Le narrateur raconte à une certaine Lena son histoire d'amour ancienne avec Magdalena. Les deux femmes se ressemblent comme deux gouttes d'eau.
Un livre court et très bon.
Natacha
Paru en août 2018. Traduit de l'allemand par Pierre Deshusses
Laura Kasischke s'inspire ici d'une communauté religieuse ayant réellement existé au début du XXème siècle, en plein cœur du Michigan. Ses adeptes, vêtus de blanc, aux longs cheveux et aux longues barbes, se rassemblaient autour du charismatique Benjamin Purnell, qui leur promettait la jeunesse éternelle de leur corps après la mort. Véritable destination touristique quelques années seulement après sa création, "Eden Springs" comprenait un petit zoo, un parc d'attraction, un verger luxuriant; et se présentait presque comme un paradis sur terre... jusqu'à ce que le corps d'une jeune fille de 17 ans soit enterré en secret.
Par la voix de plusieurs personnages clés, en un court roman, l'auteure imagine les dessous de cette affaire et décrit une communauté aux allures de secte moins paradisiaque qu'il n'y paraît. Un livre troublant qu'on lit d'une traite.
Hélène
Roman inédit, paru en août 2018 et traduit de l'américain par Céline Leroy. Existe aussi au format numérique.
Avec son nouveau roman, Jon Kalman Stefansson nous emporte dans son univers à la fois âpre et poétique, sauvage et beau, à l’image de son pays, l’Islande. Comme dans ses précédents romans, l’histoire d’une famille nous est racontée dans un récit construit comme un puzzle, voyageant entre plusieurs lieux et époques, depuis les années 1950 jusqu’au début du XXIe siècle.

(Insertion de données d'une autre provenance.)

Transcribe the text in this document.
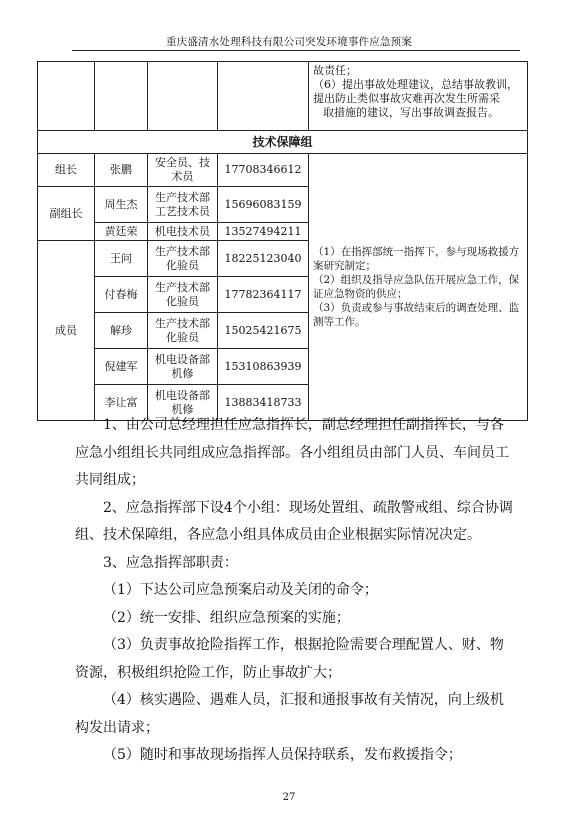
重庆盛清水处理科技有限公司突发环境事件应急预案

				故责任；
（6）提出事故处理建议，总结事故教训，
提出防止类似事故灾难再次发生所需采
取措施的建议，写出事故调查报告。

技术保障组				
组长	张鹏	安全员、技术员	17708346612	（1）在指挥部统一指挥下，参与现场救援方案研究制定；
（2）组织及指导应急队伍开展应急工作，保证应急物资的供应；
（3）负责或参与事故结束后的调查处理、监测等工作。

副组长	周生杰	生产技术部工艺技术员	15696083159	
	黄廷荣	机电技术员	13527494211	
成员	王问	生产技术部化验员	18225123040	
	付春梅	生产技术部化验员	17782364117	
	解珍	生产技术部化验员	15025421675	
	倪建军	机电设备部机修	15310863939	
	李让富	机电设备部机修	13883418733	

1、由公司总经理担任应急指挥长，副总经理担任副指挥长，与各应急小组组长共同组成应急指挥部。各小组组员由部门人员、车间员工共同组成；

2、应急指挥部下设4个小组：现场处置组、疏散警戒组、综合协调组、技术保障组，各应急小组具体成员由企业根据实际情况决定。

3、应急指挥部职责：

（1）下达公司应急预案启动及关闭的命令；

（2）统一安排、组织应急预案的实施；

（3）负责事故抢险指挥工作，根据抢险需要合理配置人、财、物资源，积极组织抢险工作，防止事故扩大；

（4）核实遇险、遇难人员，汇报和通报事故有关情况，向上级机构发出请求；

（5）随时和事故现场指挥人员保持联系，发布救援指令；

27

Sigvaldi et Helga se rencontrent dans les années 1950 à Reykjavik, vivent une passion brûlante et de leur union, naîtront deux filles, dont Asta, la cadette. Mais Helga est instable, attirée par la nuit et l’alcool, et abandonne sa famille. Sigvaldi ne peut assumer seul la charge des jeunes enfants et les confie : Asta sera recueillie par Steïnvor, une nourrice, qui lui donnera tout son amour. Malgré la tendresse de sa vieille nourrice, Asta se perd à l’adolescence et sera envoyée le temps d’un été, dans une ferme isolée dans les landes islandaises, en compagnie d’un autre adolescent, Josef. Une rencontre qui marquera la suite de son existence.
Voici les grandes lignes de ce récit qui parle d’amour, de la recherche du bonheur, de la mort, de la vie. (Rien que ça...) Stefansson nous livre aussi une description de son pays, son évolution sociale et économique sur plus d’un demi-siècle, la rudesse de son climat, la beauté de ses paysages. Asta est une saga à l’islandaise narrée par la voix si singulière de Stefansson, dans une prose poétique à la grande puissance évocatrice. Un texte magnifique à découvrir.
Delphine
Paru en août 2018, traduit de l'islandais par Eric Boury.